Hi all,
I am using the following statement: if contains([verbatim],"discover") then 1 else 0 endif, and I am picking up on other words such as "discovered" and "discovery". I am looking for a solution on how to edit this statement so that I do not get a "1" in my output for words like discovery, discovered, etc. I ONLY want to see a 1 for "discover" as-is.
Thanks!
hmmm - definitely a better way using the lookups - but this will work in the regex tool set to match:
.*\sdiscover\s|discover\s.*|.*\sdiscover|discover
It might be as simple as adding a space before and after (i.e. " discover "). If it's not that simple, then REGEX_Match is probably going to be required.
what do you mean by look ups? I am currently using the formula tool and just repeating the statement using "or" in between as I have about 100 other words I am also using this for aside from discover.
regex lookup - are these in sentences or are they solo? you can use what I've posted if they are in sentences. If they are individual words standardize for case (ie upper([field1])) and just use "=" instead of contains ie upper([field1])="DISCOVER"

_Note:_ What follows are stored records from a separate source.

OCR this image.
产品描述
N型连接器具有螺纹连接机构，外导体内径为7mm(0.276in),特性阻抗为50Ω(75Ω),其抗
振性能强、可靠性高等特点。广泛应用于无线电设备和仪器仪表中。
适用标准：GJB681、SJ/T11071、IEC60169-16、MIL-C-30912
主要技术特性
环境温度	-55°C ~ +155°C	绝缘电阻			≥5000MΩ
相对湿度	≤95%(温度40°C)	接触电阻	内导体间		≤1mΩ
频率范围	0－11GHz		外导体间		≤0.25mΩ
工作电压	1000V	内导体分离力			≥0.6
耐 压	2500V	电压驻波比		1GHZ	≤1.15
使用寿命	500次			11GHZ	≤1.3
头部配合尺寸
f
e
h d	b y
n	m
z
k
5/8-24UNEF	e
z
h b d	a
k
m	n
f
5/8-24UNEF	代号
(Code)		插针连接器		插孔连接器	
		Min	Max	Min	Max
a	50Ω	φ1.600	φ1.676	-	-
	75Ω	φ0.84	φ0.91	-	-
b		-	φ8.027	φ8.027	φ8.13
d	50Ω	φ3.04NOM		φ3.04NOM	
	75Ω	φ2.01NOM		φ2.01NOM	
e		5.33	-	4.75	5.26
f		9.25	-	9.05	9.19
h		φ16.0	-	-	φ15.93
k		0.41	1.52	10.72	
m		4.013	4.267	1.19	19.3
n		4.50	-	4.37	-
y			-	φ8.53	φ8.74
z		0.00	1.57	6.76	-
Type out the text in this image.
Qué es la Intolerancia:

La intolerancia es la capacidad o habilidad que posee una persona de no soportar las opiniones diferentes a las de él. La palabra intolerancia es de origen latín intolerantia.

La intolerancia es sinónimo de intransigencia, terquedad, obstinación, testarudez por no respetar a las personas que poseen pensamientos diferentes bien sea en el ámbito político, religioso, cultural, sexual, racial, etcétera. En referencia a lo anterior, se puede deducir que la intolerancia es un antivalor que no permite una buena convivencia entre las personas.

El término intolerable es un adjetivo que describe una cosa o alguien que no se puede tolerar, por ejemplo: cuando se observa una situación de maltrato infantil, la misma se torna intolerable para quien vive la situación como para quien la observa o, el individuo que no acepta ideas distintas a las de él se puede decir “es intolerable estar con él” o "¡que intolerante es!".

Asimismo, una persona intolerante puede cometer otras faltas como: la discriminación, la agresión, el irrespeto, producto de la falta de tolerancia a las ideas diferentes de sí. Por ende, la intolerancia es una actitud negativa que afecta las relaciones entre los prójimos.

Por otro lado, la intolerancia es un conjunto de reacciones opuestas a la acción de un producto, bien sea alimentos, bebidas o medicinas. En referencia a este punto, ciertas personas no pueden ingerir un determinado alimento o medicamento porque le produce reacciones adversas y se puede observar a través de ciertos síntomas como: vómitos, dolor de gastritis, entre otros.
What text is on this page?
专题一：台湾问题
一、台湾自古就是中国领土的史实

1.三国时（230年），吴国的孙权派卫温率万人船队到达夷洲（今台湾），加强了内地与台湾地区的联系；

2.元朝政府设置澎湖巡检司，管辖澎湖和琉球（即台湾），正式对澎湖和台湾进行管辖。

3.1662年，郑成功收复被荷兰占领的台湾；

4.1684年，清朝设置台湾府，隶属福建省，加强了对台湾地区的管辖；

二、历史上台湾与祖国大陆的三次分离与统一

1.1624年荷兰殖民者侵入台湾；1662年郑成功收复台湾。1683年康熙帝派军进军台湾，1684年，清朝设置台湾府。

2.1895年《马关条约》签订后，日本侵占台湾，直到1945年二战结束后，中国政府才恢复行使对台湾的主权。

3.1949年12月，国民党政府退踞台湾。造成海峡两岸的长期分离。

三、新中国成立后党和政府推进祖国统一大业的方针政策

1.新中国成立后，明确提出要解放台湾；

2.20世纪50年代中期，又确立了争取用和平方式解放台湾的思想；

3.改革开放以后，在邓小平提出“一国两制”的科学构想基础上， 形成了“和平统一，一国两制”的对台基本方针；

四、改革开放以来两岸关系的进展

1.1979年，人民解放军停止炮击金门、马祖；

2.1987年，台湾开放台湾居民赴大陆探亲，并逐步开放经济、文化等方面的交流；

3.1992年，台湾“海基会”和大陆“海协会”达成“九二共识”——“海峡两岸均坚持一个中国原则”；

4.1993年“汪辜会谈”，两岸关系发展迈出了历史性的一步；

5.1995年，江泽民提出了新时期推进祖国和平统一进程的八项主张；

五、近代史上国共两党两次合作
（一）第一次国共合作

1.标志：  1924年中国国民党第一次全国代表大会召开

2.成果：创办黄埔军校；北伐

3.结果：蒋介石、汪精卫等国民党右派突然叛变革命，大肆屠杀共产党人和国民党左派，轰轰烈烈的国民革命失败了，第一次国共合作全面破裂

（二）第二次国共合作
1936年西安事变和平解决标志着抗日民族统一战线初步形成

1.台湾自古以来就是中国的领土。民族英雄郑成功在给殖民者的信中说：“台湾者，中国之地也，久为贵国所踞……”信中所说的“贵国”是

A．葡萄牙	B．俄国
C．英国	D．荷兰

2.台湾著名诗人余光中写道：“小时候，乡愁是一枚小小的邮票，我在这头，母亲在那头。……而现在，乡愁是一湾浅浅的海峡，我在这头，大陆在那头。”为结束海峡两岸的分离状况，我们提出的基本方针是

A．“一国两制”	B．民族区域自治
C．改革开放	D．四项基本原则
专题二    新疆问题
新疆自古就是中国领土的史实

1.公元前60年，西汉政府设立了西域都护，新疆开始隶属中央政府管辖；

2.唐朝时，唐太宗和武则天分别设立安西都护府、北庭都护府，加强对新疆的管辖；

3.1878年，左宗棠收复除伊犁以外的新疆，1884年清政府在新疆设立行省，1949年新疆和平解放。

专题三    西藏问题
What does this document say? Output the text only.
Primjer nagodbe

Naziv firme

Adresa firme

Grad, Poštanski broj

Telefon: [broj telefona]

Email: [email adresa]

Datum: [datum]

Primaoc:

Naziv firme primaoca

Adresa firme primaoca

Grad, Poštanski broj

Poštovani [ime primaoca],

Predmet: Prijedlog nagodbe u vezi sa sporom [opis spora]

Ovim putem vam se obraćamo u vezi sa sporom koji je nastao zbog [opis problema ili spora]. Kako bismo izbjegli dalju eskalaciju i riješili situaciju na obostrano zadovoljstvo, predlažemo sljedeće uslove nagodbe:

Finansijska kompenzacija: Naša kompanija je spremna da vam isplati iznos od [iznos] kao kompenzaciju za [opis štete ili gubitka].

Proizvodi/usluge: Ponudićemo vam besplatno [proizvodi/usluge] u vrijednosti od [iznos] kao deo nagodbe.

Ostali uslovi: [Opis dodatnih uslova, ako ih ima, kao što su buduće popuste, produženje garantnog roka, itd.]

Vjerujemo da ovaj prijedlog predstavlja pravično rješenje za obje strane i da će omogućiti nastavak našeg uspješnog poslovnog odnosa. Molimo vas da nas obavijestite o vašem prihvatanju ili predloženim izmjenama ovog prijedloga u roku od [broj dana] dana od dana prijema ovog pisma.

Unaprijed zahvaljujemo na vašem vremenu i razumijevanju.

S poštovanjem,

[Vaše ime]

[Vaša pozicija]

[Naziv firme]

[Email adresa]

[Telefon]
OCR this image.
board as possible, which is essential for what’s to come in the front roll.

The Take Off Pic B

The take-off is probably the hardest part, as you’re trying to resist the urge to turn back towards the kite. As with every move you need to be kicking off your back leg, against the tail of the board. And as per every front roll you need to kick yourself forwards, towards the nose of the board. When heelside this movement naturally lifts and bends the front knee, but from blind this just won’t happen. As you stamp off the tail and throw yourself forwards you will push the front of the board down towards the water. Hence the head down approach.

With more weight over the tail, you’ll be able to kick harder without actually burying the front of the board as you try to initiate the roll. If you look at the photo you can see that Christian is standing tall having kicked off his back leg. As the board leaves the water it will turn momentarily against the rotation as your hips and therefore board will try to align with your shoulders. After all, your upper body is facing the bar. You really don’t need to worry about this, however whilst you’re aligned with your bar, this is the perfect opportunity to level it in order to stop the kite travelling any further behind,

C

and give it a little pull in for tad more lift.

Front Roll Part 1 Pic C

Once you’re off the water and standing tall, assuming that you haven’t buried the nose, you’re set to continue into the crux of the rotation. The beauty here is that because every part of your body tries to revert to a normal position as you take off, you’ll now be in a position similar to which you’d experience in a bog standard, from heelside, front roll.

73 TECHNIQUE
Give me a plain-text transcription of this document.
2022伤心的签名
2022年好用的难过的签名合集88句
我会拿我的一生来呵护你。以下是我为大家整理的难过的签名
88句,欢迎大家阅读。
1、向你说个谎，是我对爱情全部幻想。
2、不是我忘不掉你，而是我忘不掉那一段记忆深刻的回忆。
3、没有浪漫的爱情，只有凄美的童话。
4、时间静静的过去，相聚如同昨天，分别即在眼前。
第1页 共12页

If they are in sentences and you got the regex way - mark a solution and start a new thread so I can say "throw it in a batch macro and edit the match term (ie discover) in your batch macro."
On the topic of lookups, especially if you have 100 cases as you have mentioned previously, it may be a good idea to make a lookup table and use the Find Replace tool as a more powerful 'Contains' check. Here's a quick example of 3 strings containing 'discover' in some sense - 1 exact and 2 within alternative words as you mention above:
Now, I have made a lookup table for the word 'discover'. The [Match] field here will be appended if this is found within the string as you'll see in the next steps:
On to the Find Replace configuration... We look within our [Input] field i.e. where the string sits, for the target - in the [Lookup] field of the lookup table. It's important to note here that Match Whole Word Only is ticked, which will avoid things like discovery being flagged as discover, which is the initial problem. Finally, we select to append a field when a match is found, which is our [Match] field:
You'll notice that the 1 is appended to the final record which is the expected behaviour. Now, to get 0s next to the others it's just a case of a simple formula to replace the nulls:
Hope this helps to get you started. All you need to do to expand/maintain this is add all the words you're checking to the lookup table. You'll also notice that there's the option to be case-sensitive or not in the Find Replace tool which you can set as required.
@kayla_o Could use the RegEx tool, using Match:
RegEx: .*\bdiscover\b.*
\b is a word boundary.
.* first one means anything before
.* second one means anything after
Here's a link to play about with the RegEx:
https://regex101.com/r/7uKYpA/1
A line will be highlighted if it matches what you're after, in this case, contains the word discover (where discover is not connected to anything).